An athlete executing a long jump leaves the ground at a 30.3 angle and travels 7.68 .

What is the take off speed?

If this speed were increased by just 3.0%, how much longer would the jump be?

To find the takeoff speed, we can use the principles of projectile motion.

First, let's break down the information given:
- Angle of takeoff (θ) = 30.3°
- Distance traveled (d) = 7.68 m

We can use the following equation to determine the takeoff speed (v):
d = (v^2 * sin(2θ)) / g

Here, g represents the gravitational acceleration, which is approximately 9.8 m/s^2.
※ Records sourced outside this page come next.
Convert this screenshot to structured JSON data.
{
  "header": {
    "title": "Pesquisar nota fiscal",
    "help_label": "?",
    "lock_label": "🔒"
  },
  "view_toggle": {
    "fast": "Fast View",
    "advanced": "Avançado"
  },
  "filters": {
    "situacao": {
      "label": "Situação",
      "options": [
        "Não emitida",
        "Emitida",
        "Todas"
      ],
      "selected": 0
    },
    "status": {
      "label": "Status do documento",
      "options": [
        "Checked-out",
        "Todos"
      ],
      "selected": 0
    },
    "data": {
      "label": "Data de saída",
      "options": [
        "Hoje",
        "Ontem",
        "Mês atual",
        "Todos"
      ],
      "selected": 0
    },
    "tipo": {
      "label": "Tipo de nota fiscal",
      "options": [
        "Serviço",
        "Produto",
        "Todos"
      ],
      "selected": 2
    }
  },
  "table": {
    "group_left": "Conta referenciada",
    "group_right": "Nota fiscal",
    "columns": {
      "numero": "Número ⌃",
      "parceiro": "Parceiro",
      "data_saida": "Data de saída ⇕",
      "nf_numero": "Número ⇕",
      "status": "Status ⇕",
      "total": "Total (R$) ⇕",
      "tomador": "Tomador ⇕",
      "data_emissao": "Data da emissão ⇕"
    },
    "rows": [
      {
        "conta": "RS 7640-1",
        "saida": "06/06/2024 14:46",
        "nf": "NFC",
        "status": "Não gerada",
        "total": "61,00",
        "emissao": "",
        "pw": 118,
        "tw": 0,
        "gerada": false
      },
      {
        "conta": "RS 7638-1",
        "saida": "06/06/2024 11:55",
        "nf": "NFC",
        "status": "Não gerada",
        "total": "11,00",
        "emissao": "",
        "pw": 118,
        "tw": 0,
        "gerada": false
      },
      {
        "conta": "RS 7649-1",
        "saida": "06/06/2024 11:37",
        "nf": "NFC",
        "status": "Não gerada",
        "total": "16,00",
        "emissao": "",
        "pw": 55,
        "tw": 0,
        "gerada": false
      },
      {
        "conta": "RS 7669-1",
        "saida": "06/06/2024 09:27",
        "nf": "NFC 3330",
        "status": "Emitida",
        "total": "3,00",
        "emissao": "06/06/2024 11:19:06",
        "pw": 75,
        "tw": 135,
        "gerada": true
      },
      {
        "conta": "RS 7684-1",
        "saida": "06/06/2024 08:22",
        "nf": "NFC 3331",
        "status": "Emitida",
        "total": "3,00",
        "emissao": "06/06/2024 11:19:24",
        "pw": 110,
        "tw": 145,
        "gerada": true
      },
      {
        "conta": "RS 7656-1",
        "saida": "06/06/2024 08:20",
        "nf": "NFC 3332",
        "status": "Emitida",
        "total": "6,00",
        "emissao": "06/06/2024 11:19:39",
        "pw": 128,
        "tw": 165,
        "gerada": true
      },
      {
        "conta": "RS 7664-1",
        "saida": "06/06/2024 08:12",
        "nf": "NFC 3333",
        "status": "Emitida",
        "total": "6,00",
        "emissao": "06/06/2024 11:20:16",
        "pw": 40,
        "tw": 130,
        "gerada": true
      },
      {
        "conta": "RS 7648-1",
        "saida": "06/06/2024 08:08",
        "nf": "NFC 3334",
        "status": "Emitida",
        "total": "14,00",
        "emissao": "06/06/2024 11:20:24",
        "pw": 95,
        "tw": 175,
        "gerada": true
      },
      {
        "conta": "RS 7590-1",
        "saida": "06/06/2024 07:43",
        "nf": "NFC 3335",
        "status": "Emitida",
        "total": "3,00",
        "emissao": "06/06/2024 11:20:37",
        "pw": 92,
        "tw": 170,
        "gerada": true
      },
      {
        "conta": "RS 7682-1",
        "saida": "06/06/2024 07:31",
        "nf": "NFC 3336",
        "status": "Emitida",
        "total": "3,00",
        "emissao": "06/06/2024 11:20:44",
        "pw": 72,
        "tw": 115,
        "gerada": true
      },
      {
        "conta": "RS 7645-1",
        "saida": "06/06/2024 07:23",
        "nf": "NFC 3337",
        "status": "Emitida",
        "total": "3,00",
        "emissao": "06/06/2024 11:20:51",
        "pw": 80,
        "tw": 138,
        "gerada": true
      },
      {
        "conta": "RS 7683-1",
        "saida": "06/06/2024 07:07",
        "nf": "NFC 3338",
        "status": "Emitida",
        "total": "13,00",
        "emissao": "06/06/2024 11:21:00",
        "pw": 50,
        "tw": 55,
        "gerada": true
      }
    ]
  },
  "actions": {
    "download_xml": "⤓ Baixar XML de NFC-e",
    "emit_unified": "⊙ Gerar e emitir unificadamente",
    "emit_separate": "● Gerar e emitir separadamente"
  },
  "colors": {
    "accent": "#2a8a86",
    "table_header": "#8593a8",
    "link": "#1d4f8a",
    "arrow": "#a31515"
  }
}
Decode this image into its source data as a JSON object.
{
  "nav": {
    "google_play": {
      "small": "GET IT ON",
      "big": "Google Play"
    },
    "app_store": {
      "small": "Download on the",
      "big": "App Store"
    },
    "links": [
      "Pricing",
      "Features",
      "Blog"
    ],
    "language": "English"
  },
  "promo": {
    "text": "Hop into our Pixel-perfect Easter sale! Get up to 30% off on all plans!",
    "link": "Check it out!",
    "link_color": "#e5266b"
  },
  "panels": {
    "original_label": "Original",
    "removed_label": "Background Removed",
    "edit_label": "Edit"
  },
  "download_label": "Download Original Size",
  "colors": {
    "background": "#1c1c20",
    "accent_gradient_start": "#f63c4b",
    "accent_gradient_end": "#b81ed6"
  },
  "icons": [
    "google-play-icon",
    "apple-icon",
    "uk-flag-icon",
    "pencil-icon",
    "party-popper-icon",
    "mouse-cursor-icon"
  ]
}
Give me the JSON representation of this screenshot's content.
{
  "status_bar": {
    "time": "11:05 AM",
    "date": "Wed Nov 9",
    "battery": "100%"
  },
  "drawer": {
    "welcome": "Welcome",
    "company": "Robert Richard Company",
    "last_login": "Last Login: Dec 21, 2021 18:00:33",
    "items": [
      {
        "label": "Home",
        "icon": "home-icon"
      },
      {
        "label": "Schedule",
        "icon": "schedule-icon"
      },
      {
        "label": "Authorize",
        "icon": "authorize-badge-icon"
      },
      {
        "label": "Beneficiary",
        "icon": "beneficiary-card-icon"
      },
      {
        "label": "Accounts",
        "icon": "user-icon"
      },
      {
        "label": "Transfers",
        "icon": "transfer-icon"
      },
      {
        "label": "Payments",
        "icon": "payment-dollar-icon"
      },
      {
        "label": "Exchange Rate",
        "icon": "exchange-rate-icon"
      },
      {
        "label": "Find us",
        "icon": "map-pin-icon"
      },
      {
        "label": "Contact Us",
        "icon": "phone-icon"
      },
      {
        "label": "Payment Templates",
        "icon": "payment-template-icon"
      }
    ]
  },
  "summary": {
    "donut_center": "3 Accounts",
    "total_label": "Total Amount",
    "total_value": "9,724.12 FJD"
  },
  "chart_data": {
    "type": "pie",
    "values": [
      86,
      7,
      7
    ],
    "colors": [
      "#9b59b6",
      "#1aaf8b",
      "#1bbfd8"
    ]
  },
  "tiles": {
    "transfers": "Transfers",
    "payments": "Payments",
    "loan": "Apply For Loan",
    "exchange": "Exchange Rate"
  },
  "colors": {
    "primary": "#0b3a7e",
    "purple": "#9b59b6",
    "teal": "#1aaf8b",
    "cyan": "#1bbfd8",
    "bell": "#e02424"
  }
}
Rearranging the equation, we have:
v = sqrt((d * g) / sin(2θ))

Now, let's substitute the values given into the equation and calculate the takeoff speed:

θ = 30.3°
d = 7.68 m
g = 9.8 m/s^2

v = sqrt((7.68 * 9.8) / sin(2*30.3))

Calculating the expression inside the square root:
sin(2*30.3) ≈ 0.9876

v = sqrt((7.68 * 9.8) / 0.9876)
v ≈ sqrt(75.398/0.9876)
v ≈ sqrt(76.328)

Therefore, the takeoff speed is approximately 8.74 m/s.

Now, let's move on to the second part of the question.

If the takeoff speed is increased by 3.0%, we need to find the new distance traveled.

To do this, we can calculate the new takeoff speed by adding 3.0% of the original speed to the original speed. Then, we can calculate the new distance using the same equation.

First, let's calculate the new takeoff speed:
New takeoff speed = 1.03 * 8.74
New takeoff speed ≈ 9.00 m/s (rounded to two decimal places)

Now, we can plug the new takeoff speed into the equation to calculate the new distance:
New distance traveled = (v^2 * sin(2θ)) / g

Using the same values for θ and g, and substituting the new takeoff speed, we have:
New distance traveled = (9.00^2 * sin(2*30.3)) / 9.8

Calculating the expression inside the square root:
sin(2*30.3) ≈ 0.9876

New distance traveled = (81.00 * 0.9876) / 9.8
New distance traveled ≈ 8.15 m (rounded to two decimal places)

Therefore, increasing the takeoff speed by 3.0% will result in the jump being approximately 0.47 m longer.